Thu, August 25, 2005
A symphony of language

By STEVE TILLEY, EDMONTON SUN

2 MILLION YEARS OF TECHNOLOGY - STAGE 10

Toronto's John Sobol opens his one-man show with a saxophone solo, wandering through the crowd at the Yardbird Suite - aptly enough - before taking the stage. Cool.

He then launches into a fable of sorts about ancient man and ancient dreams. At which point your internal klaxon may start blaring, warning you that you've stumbled into the most dreaded of all Fringe phenomena: the self-obsessed artiste. Not cool. Not cool at all.

But don't be fooled, not for a moment. It's merely the opening strains of Sobol's symphony of language, and he's just setting the stage for what's to come in 2 Million Years of Technology.

Sometimes he's a storyteller, sometimes he's a philosopher, sometimes he's a beat poet or an a cappella singer, and sometimes he's simply this really interesting and intelligent guy having a chinwag with us, his audience friends.

Sobol talks about the evolutionary phases of human communication, and the journey we've taken from speaking to writing to the electronic digitopia, where file-sharing and the blogosphere have replaced oral histories.

A social science lesson as a Fringe show is not going to be everybody's cup of tea, and the teens sitting next to me looked at times like they might faint from boredom. At least until the final part of Sobol's journey, where he probes the evolutionary significance of the teenage mind, trained through video games to understand three-dimensional space as though it were a language unto itself.

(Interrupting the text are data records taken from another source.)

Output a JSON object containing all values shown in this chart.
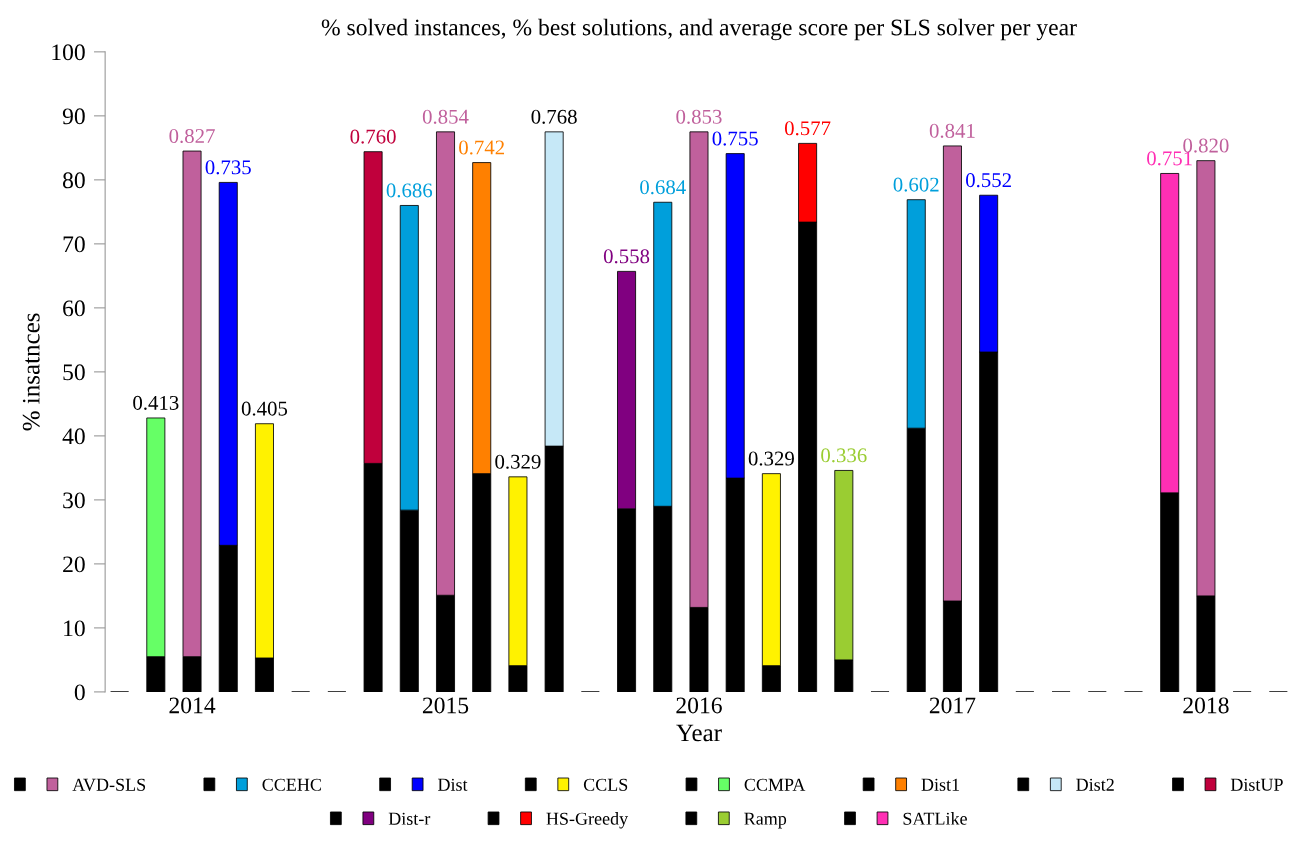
{
  "chart_data": {
    "type": "bar",
    "title": "% solved instances, % best solutions, and average score per SLS solver per year",
    "xlabel": "Year",
    "ylabel": "% insatnces",
    "categories": [
      null,
      null,
      "2014",
      null,
      null,
      null,
      null,
      null,
      null,
      "2015",
      null,
      null,
      null,
      null,
      null,
      null,
      "2016",
      null,
      null,
      null,
      null,
      null,
      null,
      "2017",
      null,
      null,
      null,
      null,
      null,
      null,
      "2018",
      null,
      null
    ],
    "ylim": [
      0,
      100
    ],
    "yticks": [
      0,
      10,
      20,
      30,
      40,
      50,
      60,
      70,
      80,
      90,
      100
    ],
    "grid": false,
    "legend": "bottom",
    "stacked": true,
    "series": [
      {
        "color": "#000000",
        "values": [
          0,
          5.5,
          5.5,
          22.9,
          5.3,
          0,
          0,
          35.7,
          28.4,
          15.1,
          34.1,
          4.1,
          38.4,
          0,
          28.6,
          29.0,
          13.2,
          33.4,
          4.1,
          73.4,
          5.0,
          0,
          41.2,
          14.2,
          53.1,
          0,
          0,
          0,
          0,
          31.1,
          15.0,
          0,
          0
        ]
      },
      {
        "name": "AVD-SLS",
        "color": "#c0609c",
        "values": [
          null,
          null,
          79.0,
          null,
          null,
          null,
          null,
          null,
          null,
          72.4,
          null,
          null,
          null,
          null,
          null,
          null,
          74.3,
          null,
          null,
          null,
          null,
          null,
          null,
          71.1,
          null,
          null,
          null,
          null,
          null,
          null,
          68.0,
          null,
          null
        ]
      },
      {
        "name": "CCEHC",
        "color": "#009fdb",
        "values": [
          null,
          null,
          null,
          null,
          null,
          null,
          null,
          null,
          47.6,
          null,
          null,
          null,
          null,
          null,
          null,
          47.5,
          null,
          null,
          null,
          null,
          null,
          null,
          35.7,
          null,
          null,
          null,
          null,
          null,
          null,
          null,
          null,
          null,
          null
        ]
      },
      {
        "name": "Dist",
        "color": "#0000ff",
        "values": [
          null,
          null,
          null,
          56.7,
          null,
          null,
          null,
          null,
          null,
          null,
          null,
          null,
          null,
          null,
          null,
          null,
          null,
          50.7,
          null,
          null,
          null,
          null,
          null,
          null,
          24.5,
          null,
          null,
          null,
          null,
          null,
          null,
          null,
          null
        ]
      },
      {
        "name": "CCLS",
        "color": "#fff200",
        "values": [
          null,
          null,
          null,
          null,
          36.6,
          null,
          null,
          null,
          null,
          null,
          null,
          29.5,
          null,
          null,
          null,
          null,
          null,
          null,
          30.0,
          null,
          null,
          null,
          null,
          null,
          null,
          null,
          null,
          null,
          null,
          null,
          null,
          null,
          null
        ]
      },
      {
        "name": "CCMPA",
        "color": "#66ff66",
        "values": [
          null,
          37.3,
          null,
          null,
          null,
          null,
          null,
          null,
          null,
          null,
          null,
          null,
          null,
          null,
          null,
          null,
          null,
          null,
          null,
          null,
          null,
          null,
          null,
          null,
          null,
          null,
          null,
          null,
          null,
          null,
          null,
          null,
          null
        ]
      },
      {
        "name": "Dist1",
        "color": "#ff8000",
        "values": [
          null,
          null,
          null,
          null,
          null,
          null,
          null,
          null,
          null,
          null,
          48.6,
          null,
          null,
          null,
          null,
          null,
          null,
          null,
          null,
          null,
          null,
          null,
          null,
          null,
          null,
          null,
          null,
          null,
          null,
          null,
          null,
          null,
          null
        ]
      },
      {
        "name": "Dist2",
        "color": "#c6e8f7",
        "values": [
          null,
          null,
          null,
          null,
          null,
          null,
          null,
          null,
          null,
          null,
          null,
          null,
          49.1,
          null,
          null,
          null,
          null,
          null,
          null,
          null,
          null,
          null,
          null,
          null,
          null,
          null,
          null,
          null,
          null,
          null,
          null,
          null,
          null
        ]
      },
      {
        "name": "DistUP",
        "color": "#c0003c",
        "values": [
          null,
          null,
          null,
          null,
          null,
          null,
          null,
          48.7,
          null,
          null,
          null,
          null,
          null,
          null,
          null,
          null,
          null,
          null,
          null,
          null,
          null,
          null,
          null,
          null,
          null,
          null,
          null,
          null,
          null,
          null,
          null,
          null,
          null
        ]
      },
      {
        "name": "Dist-r",
        "color": "#800080",
        "values": [
          null,
          null,
          null,
          null,
          null,
          null,
          null,
          null,
          null,
          null,
          null,
          null,
          null,
          null,
          37.1,
          null,
          null,
          null,
          null,
          null,
          null,
          null,
          null,
          null,
          null,
          null,
          null,
          null,
          null,
          null,
          null,
          null,
          null
        ]
      },
      {
        "name": "HS-Greedy",
        "color": "#ff0000",
        "values": [
          null,
          null,
          null,
          null,
          null,
          null,
          null,
          null,
          null,
          null,
          null,
          null,
          null,
          null,
          null,
          null,
          null,
          null,
          null,
          12.3,
          null,
          null,
          null,
          null,
          null,
          null,
          null,
          null,
          null,
          null,
          null,
          null,
          null
        ]
      },
      {
        "name": "Ramp",
        "color": "#9acd32",
        "values": [
          null,
          null,
          null,
          null,
          null,
          null,
          null,
          null,
          null,
          null,
          null,
          null,
          null,
          null,
          null,
          null,
          null,
          null,
          null,
          null,
          29.6,
          null,
          null,
          null,
          null,
          null,
          null,
          null,
          null,
          null,
          null,
          null,
          null
        ]
      },
      {
        "name": "SATLike",
        "color": "#ff2fb4",
        "values": [
          null,
          null,
          null,
          null,
          null,
          null,
          null,
          null,
          null,
          null,
          null,
          null,
          null,
          null,
          null,
          null,
          null,
          null,
          null,
          null,
          null,
          null,
          null,
          null,
          null,
          null,
          null,
          null,
          null,
          49.9,
          null,
          null,
          null
        ]
      }
    ],
    "annotations": [
      "0.413",
      "0.827",
      "0.735",
      "0.405",
      "0.760",
      "0.686",
      "0.854",
      "0.742",
      "0.329",
      "0.768",
      "0.558",
      "0.684",
      "0.853",
      "0.755",
      "0.329",
      "0.577",
      "0.336",
      "0.602",
      "0.841",
      "0.552",
      "0.751",
      "0.820"
    ]
  }
}
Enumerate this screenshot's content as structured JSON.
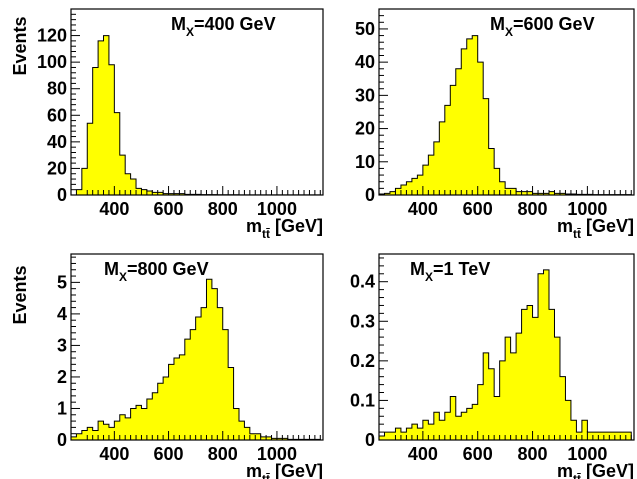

Sobol wields the English tongue like his saxophone, coaxing exotic, melodious and profoundly poetic combinations of words into the air. He takes the simple word "dy-no-mite" repeated over and over and recasts it as everything from a paralyzing fear of death ("Might die? No!") to the feeding of a pet thunder lizard ("My dino might dine").

Surf to www.johnsobol.com and see if what you find there interests you. If it does, you definitely need to see this show.

If not, nobody's going to hold it against you - his thoughts and theories are fascinating, but might be a little meatier than what some people are craving from their Fringe experience.